Structural stability study and design of steel-glass composite structures under earthquake actions

The present paper studies the structural behavior and the necessary design aspects of steel and structural glazing composite buildings in areas with high seismic risk. In recent years, the great progress in the design of specialized types of glass structures reinforced with metal frames due to their high architectural impact created the need of additional design requirements against seismic action. A structural glass system when exposed to intense seismic conditions could experience significant damage that would reduce its bearing capacity and downgrade the life safety level. Thus, the enhancement of the stability and the structural performance of such structures subjected to seismic actions could lead to an optimal configuration of the composite steel and glass structural system. In the present study individual design specifications according to the Eurocodes Framework and Normative special Guides are assessed, and a methodology to evaluate the earthquake resistance of composite buildings with structural systems of steel and structural glazing is proposed. This methodology is applied to a case study and in particular, to the design of an Orthodox Church constructed with a load bearing system of steel and glass.

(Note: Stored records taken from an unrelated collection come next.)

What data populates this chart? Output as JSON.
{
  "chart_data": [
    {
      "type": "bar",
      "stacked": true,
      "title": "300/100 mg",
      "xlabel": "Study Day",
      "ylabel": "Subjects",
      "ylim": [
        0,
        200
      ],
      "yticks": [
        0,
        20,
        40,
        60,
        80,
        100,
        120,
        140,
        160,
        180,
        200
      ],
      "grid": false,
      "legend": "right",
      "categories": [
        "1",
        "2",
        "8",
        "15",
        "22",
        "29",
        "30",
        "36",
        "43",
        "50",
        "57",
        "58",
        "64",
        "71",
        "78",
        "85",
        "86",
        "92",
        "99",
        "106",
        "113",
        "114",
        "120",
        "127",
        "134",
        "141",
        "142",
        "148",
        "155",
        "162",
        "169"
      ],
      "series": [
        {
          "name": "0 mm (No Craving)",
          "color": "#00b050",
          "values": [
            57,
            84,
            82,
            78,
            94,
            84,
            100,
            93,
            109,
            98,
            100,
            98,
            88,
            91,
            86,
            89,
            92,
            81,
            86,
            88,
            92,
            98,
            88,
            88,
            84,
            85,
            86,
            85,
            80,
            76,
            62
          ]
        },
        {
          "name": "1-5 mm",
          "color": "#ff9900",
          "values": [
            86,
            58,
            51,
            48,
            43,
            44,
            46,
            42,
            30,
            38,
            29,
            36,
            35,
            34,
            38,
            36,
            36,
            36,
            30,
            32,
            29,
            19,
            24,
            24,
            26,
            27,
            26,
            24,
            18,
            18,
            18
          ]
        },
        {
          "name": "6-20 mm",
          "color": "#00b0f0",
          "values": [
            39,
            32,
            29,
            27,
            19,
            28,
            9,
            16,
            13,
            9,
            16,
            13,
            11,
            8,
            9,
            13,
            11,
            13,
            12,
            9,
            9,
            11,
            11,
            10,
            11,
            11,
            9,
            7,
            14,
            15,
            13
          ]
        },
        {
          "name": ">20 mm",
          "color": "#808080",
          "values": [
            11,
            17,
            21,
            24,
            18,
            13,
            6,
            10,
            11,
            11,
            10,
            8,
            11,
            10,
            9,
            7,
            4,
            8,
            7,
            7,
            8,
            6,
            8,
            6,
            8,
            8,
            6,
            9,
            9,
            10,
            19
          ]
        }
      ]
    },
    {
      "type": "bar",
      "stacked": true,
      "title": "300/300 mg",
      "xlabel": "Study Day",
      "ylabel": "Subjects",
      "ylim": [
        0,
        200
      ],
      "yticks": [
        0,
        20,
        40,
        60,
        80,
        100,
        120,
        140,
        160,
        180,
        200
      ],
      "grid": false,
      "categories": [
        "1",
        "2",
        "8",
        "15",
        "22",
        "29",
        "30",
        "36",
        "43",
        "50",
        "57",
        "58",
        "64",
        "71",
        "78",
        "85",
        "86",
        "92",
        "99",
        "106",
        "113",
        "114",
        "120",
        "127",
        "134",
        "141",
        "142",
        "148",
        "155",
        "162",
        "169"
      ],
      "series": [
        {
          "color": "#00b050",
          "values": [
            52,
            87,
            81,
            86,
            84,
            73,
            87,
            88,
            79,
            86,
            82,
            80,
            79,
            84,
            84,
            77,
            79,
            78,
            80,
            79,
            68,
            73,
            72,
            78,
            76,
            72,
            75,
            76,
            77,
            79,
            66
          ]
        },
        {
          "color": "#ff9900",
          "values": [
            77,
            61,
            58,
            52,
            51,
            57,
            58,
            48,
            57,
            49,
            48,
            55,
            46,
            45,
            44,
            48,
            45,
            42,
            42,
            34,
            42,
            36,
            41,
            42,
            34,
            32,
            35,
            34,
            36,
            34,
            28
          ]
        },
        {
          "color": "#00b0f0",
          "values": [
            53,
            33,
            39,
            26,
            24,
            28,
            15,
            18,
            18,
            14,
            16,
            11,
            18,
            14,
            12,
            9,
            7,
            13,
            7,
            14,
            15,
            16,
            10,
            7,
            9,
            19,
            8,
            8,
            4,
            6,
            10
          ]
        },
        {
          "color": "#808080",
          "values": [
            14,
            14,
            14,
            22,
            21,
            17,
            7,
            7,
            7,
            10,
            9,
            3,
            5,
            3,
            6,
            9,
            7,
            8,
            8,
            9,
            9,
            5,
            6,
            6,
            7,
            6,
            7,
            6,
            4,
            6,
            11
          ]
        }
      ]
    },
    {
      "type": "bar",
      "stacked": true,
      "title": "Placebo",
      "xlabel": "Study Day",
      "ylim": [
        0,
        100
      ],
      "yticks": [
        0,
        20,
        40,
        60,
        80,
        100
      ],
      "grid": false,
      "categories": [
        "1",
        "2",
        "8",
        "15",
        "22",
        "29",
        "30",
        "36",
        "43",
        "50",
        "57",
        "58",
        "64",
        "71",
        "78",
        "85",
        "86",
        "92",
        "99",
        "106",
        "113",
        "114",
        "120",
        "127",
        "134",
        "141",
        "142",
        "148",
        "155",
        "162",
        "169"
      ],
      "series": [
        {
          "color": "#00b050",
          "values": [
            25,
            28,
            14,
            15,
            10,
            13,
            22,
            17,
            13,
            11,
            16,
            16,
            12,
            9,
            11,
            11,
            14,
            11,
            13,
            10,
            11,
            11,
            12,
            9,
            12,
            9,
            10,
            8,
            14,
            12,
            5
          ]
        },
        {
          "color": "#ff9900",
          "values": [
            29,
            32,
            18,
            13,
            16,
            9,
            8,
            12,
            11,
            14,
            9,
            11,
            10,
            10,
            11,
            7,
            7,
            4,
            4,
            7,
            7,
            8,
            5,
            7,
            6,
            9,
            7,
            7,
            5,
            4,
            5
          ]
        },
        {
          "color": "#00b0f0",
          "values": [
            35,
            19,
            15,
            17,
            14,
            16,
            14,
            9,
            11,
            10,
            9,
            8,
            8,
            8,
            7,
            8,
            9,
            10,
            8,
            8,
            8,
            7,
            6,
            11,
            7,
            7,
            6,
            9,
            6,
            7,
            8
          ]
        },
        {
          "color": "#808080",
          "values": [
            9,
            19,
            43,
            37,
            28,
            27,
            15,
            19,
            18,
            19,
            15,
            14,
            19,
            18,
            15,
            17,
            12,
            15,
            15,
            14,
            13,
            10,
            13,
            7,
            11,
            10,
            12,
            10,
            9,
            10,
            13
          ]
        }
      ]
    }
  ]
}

The overall system of the building has been numerically simulated using SCIA Engineer Software by a complex 3-D FEM model. This model includes all the structural steel frame elements as well as multiple laminated glass shell elements. The principal focus of the study is the structural stability of the system considering the interaction of glass facades with the steel elements during intense seismic conditions, taking into account specifications for the resistance of a single structural glass member according to the CNR-DT 210/2013-Guide. Applying the proposed method an appropriate percentage overlay could be achieved by choosing the right material distribution of structural glass that leads to a safe increase of the load-bearing capacity of the steel members, leading to less material usage of steel and increasing the transparency of the building.